Researchers awarded $12 million for personalised asthma therapies

A group of researchers led by Indiana University School of Medicine’s Benjamin Gaston has been awarded a research programme project grant from the National Heart, Lung and Blood Institute. The award amounts to just over $12 million over the next five years and will fund the development of personalised therapeutic approaches for severe asthma. 

Severe asthma is one of the most common and costly lung diseases, accounting for the majority of asthma-related deaths and an estimated $10 billion in health care costs for Americans annually.  

“Severe asthma occurs in about 10% of all people with asthma,” said Gaston, who is the Billie Lou Wood Professor of Pediatrics and Vice Chair for Translational Research in the Department of Pediatrics. “These are the patients who are on high doses of medication and still can’t exercise or do the activities that they want to do. So our focus is to figure out what’s causing this severe asthma and how to make it better.” 
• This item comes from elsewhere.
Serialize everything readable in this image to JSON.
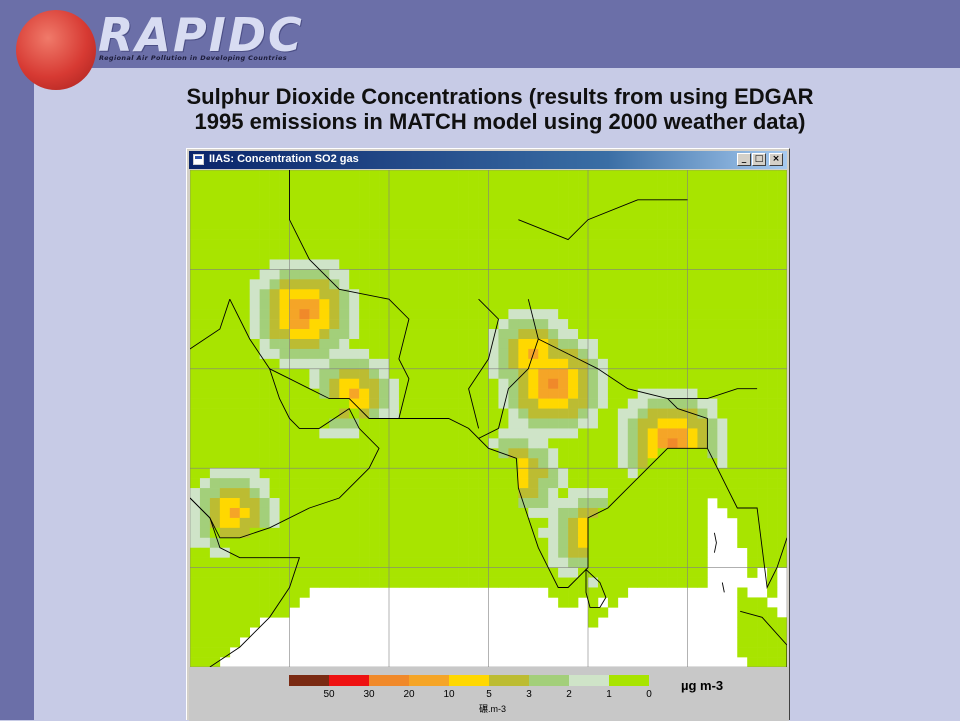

The grant will fund three key projects related to severe asthma: S-nitrosylation signaling, airway pH regulation, and androgen signaling. The group has studied these mechanisms for more than a decade, and they’ve shown that these factors are not only indicators of the type of severe asthma a person has, but also potential targets for treatment. The three projects will be led by Gaston, Jonathan Stamler, MD, Case Western Reserve University (CWRU) Professor of Medicine, and Tim Lahm, MD, Adjunct Professor of Medicine at IU School of Medicine. 
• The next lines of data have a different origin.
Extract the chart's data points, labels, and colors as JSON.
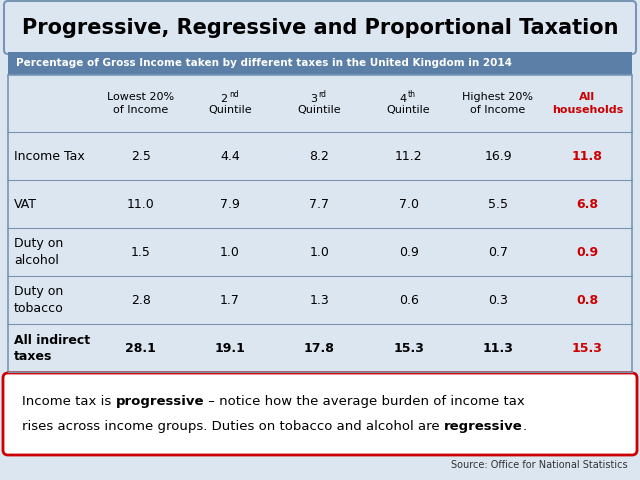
{
  "title": "Progressive, Regressive and Proportional Taxation",
  "subtitle": "Percentage of Gross Income taken by different taxes in the United Kingdom in 2014",
  "col_headers_plain": [
    "Lowest 20%\nof Income",
    "Quintile",
    "Quintile",
    "Quintile",
    "Highest 20%\nof Income",
    "All\nhouseholds"
  ],
  "col_header_prefixes": [
    "",
    "2",
    "3",
    "4",
    "",
    ""
  ],
  "col_header_supers": [
    "",
    "nd",
    "rd",
    "th",
    "",
    ""
  ],
  "row_labels": [
    "Income Tax",
    "VAT",
    "Duty on\nalcohol",
    "Duty on\ntobacco",
    "All indirect\ntaxes"
  ],
  "row_bold": [
    false,
    false,
    false,
    false,
    true
  ],
  "data": [
    [
      "2.5",
      "4.4",
      "8.2",
      "11.2",
      "16.9",
      "11.8"
    ],
    [
      "11.0",
      "7.9",
      "7.7",
      "7.0",
      "5.5",
      "6.8"
    ],
    [
      "1.5",
      "1.0",
      "1.0",
      "0.9",
      "0.7",
      "0.9"
    ],
    [
      "2.8",
      "1.7",
      "1.3",
      "0.6",
      "0.3",
      "0.8"
    ],
    [
      "28.1",
      "19.1",
      "17.8",
      "15.3",
      "11.3",
      "15.3"
    ]
  ],
  "source": "Source: Office for National Statistics",
  "outer_bg": "#dce6f1",
  "title_box_bg": "#dce6f1",
  "title_box_border": "#7896b4",
  "header_bg": "#5b7fa6",
  "header_text": "#ffffff",
  "last_col_color": "#cc0000",
  "table_bg": "#dce6f1",
  "row_line_color": "#7896b4",
  "footnote_border_color": "#cc0000",
  "footnote_bg": "#ffffff",
  "data_font_size": 9,
  "header_font_size": 8,
  "title_font_size": 15,
  "subtitle_font_size": 7.5,
  "footnote_font_size": 9.5,
  "source_font_size": 7
}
Gaston said that he envisions a not-too-distant future where a patient with severe asthma can be tested to determine which treatment will work best. “So a patient might come in and maybe they’re not doing well on their current regimen; or they can’t afford the new therapies that are coming out. We would get biomarkers and genetic information, and then use that information to decide which if any of the three of three therapeutic arms would be an ideal fit.  We would then treat them based on that information”, he said.